T5008 and Schedule 3: How to Report Capital Gains in Canada
Your T5008 gives you proceeds and a broker-reported cost figure. Schedule 3 asks for your true adjusted cost base under Canadian tax law.
What the T5008 is and is not
The T5008 is an annual slip from your broker listing securities you sold. It is useful, but it is not a substitute for your own ACB calculation. Box 20 is the broker's cost or book value figure, not necessarily the figure the CRA wants you to use.
What Schedule 3 actually asks for
Schedule 3 asks for proceeds of disposition and adjusted cost base for each property or grouped position. The CRA expects your ACB under ITA s. 47 pooling rules, not just the broker's book value. The difference matters most when you have multiple lots, superficial losses, cross-account positions, options, or USD holdings.
The reconciliation problem
Your T5008 may show several separate disposals for a security you accumulated over time. Schedule 3 often needs one reconciled figure: total proceeds, pooled ACB, and net gain or loss. That means you must combine all purchases and dispositions across all relevant accounts before you file.
How ActiveACB bridges the gap
ActiveACB takes your full broker export, applies pooled ACB rules, superficial loss adjustments, FX calculations, options linking, and corporate-action handling, then outputs the exact figures you need for each Schedule 3 line. It turns broker activity into tax-ready totals instead of leaving you to reconcile slip summaries by hand.
Frequently asked questions
Do I enter each T5008 slip separately on Schedule 3?
Not necessarily. Many taxpayers group dispositions by security or broker report where that produces the correct total proceeds and ACB. What matters is that the figures reported on Schedule 3 are correct, not that they mirror the slip line-for-line.
My T5008 Box 20 is blank. What do I do?
You still need to report the disposition. A blank Box 20 means the broker did not provide a cost figure. You must calculate the ACB yourself from your trading history.
What if I have dispositions at multiple brokers?
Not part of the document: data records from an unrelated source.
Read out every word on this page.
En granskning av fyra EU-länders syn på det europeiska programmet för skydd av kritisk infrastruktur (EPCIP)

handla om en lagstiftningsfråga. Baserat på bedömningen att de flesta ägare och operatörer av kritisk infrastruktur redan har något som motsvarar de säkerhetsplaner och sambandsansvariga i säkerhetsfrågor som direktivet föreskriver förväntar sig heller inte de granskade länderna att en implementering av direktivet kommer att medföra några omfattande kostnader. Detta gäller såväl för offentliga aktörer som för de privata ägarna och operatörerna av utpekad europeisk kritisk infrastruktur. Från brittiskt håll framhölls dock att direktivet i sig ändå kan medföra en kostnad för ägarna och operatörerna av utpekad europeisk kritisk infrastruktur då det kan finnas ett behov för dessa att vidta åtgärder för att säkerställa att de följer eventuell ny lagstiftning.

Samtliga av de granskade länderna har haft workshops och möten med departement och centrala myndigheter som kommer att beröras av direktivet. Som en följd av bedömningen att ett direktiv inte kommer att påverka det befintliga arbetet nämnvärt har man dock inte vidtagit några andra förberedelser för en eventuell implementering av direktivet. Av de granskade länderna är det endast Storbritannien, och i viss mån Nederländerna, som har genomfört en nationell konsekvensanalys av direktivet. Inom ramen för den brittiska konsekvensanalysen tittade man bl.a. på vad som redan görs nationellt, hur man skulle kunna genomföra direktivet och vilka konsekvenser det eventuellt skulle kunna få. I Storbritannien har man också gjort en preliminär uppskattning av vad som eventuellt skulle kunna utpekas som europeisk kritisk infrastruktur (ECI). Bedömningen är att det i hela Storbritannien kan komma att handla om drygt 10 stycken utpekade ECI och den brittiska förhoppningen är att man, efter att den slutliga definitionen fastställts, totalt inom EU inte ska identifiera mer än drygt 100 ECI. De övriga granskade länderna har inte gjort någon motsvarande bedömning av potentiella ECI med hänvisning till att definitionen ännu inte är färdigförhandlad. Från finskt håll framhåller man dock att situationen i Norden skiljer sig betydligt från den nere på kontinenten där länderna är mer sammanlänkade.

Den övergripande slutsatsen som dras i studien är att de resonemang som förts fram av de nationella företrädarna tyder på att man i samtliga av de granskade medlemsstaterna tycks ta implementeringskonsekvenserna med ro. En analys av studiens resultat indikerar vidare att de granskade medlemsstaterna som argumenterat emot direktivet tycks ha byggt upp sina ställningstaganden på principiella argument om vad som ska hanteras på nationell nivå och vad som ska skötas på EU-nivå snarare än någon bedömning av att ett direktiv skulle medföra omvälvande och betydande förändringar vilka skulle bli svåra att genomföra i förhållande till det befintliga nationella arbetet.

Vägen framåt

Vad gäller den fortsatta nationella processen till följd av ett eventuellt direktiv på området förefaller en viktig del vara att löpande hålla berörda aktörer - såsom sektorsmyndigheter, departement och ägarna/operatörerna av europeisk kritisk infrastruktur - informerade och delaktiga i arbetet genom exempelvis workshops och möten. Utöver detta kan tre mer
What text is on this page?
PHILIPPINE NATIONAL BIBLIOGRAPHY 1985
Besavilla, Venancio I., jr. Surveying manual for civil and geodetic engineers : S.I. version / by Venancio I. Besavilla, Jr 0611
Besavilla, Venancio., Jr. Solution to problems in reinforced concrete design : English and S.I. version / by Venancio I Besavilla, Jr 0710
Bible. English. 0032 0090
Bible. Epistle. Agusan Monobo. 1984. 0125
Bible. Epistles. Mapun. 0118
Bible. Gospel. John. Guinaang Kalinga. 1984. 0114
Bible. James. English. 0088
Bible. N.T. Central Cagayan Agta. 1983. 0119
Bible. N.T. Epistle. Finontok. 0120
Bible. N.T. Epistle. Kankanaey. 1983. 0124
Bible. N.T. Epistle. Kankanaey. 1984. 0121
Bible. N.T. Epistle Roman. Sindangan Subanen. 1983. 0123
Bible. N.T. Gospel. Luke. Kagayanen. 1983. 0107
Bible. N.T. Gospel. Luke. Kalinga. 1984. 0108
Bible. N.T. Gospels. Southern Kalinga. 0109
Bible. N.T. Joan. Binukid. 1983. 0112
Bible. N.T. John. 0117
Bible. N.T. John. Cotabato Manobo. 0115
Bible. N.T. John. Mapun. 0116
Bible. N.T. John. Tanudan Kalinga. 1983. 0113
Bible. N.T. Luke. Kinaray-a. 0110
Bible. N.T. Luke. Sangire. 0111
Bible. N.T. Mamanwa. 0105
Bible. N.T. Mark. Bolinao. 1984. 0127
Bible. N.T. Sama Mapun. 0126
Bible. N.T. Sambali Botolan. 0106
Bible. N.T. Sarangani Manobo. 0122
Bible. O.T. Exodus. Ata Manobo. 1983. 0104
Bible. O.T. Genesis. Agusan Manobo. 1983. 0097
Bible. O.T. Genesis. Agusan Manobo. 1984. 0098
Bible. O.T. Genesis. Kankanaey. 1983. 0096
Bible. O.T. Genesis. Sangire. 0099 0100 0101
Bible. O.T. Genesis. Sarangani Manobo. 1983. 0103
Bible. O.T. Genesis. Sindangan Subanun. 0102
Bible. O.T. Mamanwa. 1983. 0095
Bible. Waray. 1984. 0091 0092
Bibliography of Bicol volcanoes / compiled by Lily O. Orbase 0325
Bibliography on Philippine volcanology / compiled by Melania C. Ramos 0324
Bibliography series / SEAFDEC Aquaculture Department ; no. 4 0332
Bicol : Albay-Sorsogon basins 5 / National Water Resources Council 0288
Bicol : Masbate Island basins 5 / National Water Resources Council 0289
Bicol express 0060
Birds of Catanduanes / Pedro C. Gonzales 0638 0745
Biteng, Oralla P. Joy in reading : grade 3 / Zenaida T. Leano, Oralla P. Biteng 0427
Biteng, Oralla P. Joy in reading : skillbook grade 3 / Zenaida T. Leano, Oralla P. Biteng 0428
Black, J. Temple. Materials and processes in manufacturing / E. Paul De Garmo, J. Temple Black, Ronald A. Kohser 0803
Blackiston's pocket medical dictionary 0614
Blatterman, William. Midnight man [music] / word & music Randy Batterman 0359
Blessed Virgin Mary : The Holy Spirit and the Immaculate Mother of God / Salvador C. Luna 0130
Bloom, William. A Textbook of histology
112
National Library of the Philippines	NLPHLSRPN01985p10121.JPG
You need all relevant broker data in one calculation. For example, combine your IBKR export with the Questrade workflow described at IBKR Canada tax guide or Questrade T5008 guide so the ACB is calculated across the full picture.
The numbers on my T5008 add up to the same as ActiveACB. Do I still need to recalculate?
If the totals match, your file may simply be straightforward. Recalculating is still the way to confirm that no pooled-cost, FX, or superficial-loss adjustments were missed.